3D–printed implants shown to help grow ‘real bone’
Chemically coated, ceramic implants successfully guided the regrowth of missing bone in lab animals while 'steadily dissolving,' researchers report. Surgeons and scientists at NYU School of Medicine and NYU College of Dentistry say their implanted scaffolds were naturally absorbed by the test animals’ bodies as new bone gradually replaced the devices. The research team describes its progress in a series of reports, the latest of which appears in the Journal of Tissue Engineering and Regenerative Medicine.
Modeled after the bone pieces they are meant to help replace, the implants were assembled onsite using three-dimensional robotic printing, a technology that uses a fine-point print head to push out a gel-like ink material.
The material is printed onto a platform, and the printer repeats the process until two-dimensional layers stack up into a three-dimensional object, which is then superheated into its final ceramic form. Available for more than a decade, the technology has only of late been applied in medicine to print out replacement ears, skin, and heart valves.
“Our three-dimensional scaffold represents the best implant in development because of its ability to regenerate real bone,” said study senior investigator and biomedical engineer Paulo G. Coelho, DDS, PhD.
“Our latest study results move us closer to clinical trials and potential bone implants for children living with skull deformations since birth, as well as for veterans seeking to repair damaged limbs,” added Dr. Coelho, who is the Dr. Leonard I. Linkow Professor at NYU Dentistry and a professor of plastic surgery at NYU School of Medicine.
The scientists say their novel ceramics more closely resemble real bone shape and composition than other experimental bone implants in which plastic elasticisers are added to make the implant flex. Although the ability to flex offers some advantages, the plastic does not have the same healing ability as the NYU scaffold.
An important feature of the ceramic devices is that they are made of beta tricalcium phosphate, a compound of the same chemicals found in natural bone that makes the implants resorbable.
One of the secrets to the rapid growth of native bone with the NYU devices is a coating of dipyridamole, a blood thinner shown in other experiments to speed up bone formation by more than 50%.

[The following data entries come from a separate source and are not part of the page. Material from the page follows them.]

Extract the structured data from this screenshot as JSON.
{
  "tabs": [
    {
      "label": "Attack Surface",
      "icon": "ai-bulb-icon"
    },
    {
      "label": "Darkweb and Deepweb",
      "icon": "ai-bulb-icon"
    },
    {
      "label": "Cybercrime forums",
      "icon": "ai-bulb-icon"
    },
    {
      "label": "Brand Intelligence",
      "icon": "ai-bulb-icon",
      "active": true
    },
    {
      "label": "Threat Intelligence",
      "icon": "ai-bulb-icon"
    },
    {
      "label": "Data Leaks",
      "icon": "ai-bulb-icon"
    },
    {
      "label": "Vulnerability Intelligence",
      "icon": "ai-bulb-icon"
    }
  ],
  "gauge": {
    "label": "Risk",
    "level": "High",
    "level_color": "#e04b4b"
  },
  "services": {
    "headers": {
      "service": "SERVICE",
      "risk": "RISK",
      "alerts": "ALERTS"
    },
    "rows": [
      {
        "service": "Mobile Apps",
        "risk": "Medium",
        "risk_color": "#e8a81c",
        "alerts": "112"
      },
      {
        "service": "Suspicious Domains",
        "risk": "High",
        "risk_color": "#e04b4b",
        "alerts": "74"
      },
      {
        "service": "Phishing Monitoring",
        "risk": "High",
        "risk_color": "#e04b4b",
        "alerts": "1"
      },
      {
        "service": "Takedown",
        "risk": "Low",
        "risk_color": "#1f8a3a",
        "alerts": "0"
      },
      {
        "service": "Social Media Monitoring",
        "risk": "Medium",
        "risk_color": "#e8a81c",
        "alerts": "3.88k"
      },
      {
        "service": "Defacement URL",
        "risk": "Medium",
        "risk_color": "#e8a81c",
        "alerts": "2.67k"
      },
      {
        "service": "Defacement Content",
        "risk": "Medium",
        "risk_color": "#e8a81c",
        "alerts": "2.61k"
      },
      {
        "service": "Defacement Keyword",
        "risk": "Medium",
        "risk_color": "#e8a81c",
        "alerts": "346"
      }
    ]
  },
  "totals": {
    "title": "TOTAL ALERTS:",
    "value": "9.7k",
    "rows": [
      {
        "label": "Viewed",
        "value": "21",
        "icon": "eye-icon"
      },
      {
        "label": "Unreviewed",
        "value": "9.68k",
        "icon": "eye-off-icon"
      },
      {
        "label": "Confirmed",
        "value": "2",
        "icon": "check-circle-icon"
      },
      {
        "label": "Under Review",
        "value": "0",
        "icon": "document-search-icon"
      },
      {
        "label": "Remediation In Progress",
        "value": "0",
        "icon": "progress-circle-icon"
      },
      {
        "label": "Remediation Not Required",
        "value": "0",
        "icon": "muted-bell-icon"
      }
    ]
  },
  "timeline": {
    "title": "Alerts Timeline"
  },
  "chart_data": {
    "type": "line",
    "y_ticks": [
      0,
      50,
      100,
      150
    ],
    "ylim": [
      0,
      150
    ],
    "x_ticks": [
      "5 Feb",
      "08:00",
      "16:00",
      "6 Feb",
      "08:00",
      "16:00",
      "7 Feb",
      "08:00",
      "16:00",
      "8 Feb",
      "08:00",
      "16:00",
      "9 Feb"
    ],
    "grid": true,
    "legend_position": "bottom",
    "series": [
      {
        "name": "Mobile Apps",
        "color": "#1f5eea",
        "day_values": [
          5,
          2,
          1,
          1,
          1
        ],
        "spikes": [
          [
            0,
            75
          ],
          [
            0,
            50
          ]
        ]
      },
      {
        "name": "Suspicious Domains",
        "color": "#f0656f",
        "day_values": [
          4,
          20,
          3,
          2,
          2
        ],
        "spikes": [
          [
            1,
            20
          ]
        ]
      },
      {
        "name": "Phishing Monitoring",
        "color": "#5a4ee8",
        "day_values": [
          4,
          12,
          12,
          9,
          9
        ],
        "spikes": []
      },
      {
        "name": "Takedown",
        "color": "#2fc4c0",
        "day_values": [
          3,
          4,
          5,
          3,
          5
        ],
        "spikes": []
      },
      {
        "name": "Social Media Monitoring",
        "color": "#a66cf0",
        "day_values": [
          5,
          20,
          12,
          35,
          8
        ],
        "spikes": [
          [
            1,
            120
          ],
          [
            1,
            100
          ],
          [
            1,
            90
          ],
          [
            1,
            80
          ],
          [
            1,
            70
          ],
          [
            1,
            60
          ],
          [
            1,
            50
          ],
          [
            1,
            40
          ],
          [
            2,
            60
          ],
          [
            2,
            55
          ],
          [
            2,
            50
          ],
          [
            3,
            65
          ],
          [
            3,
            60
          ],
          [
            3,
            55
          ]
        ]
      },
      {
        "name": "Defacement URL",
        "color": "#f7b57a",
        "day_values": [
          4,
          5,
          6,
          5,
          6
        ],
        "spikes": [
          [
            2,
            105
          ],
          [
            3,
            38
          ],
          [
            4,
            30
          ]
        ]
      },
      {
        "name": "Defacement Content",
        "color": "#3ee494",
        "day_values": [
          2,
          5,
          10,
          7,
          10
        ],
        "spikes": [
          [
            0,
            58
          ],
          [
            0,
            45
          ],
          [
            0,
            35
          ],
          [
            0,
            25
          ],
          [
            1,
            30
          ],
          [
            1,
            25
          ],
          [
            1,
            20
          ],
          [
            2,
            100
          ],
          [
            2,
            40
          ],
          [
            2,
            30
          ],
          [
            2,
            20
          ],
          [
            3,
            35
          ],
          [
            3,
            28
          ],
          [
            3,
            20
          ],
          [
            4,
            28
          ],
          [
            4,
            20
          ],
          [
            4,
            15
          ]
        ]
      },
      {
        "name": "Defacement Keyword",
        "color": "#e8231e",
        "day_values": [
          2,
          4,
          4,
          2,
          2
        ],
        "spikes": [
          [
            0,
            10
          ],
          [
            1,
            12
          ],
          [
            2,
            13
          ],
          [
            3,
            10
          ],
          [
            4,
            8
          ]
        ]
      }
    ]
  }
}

The chemical also attracts bone stem cells, which spur the formation of nourishing blood vessels and bone marrow within the newly grown bone. These soft tissues, researchers say, lend to their scaffold-grown bone the same flexibility as natural bone.
“Dipyridamole has proven to be key to the implant’s success,” said study co-investigator Bruce N. Cronstein, MD, the Dr. Paul R. Esserman Professor of Medicine at NYU School of Medicine, who perfected the drug’s use during device testing.
Used for more than a half-century to prevent blood clots and treat stroke, dipyridamole has a long-standing safety record, said Dr. Cronstein, who also serves as the director of the Clinical and Translational Science Institute, and chief of the Division of Translational Medicine at NYU Langone Health.
“And because the implant is gradually resorbed, the drug is released a little at a time and locally into the bone, not into the whole body, thereby minimising risks of abnormal bone growth, bleeding, or other side effects.”
In the latest experiments, researchers used the test scaffolds to repair small holes surgically made in the skulls of mice and missing bone pieces as long as 1.2cm in rabbit limbs and jaws.
The scientists found that on average 77% of each scaffold was resorbed by the mammal’s body 6 months after implantation. They also found that new bone grows into the lattice-like structural supports of the scaffold, which then dissolves.
Some CT scans of the implant sites showed almost no trace of beta tricalcium phosphate, the three-dimensional–printed material of which the original implants were made.
Subsequent weight-bearing tests showed that the new bone was of equivalent strength as original, undamaged bone. The investigators say their next studies will test the scaffolds, for which they have a patent pending, in larger animals. They caution that clinical trials are still several years away.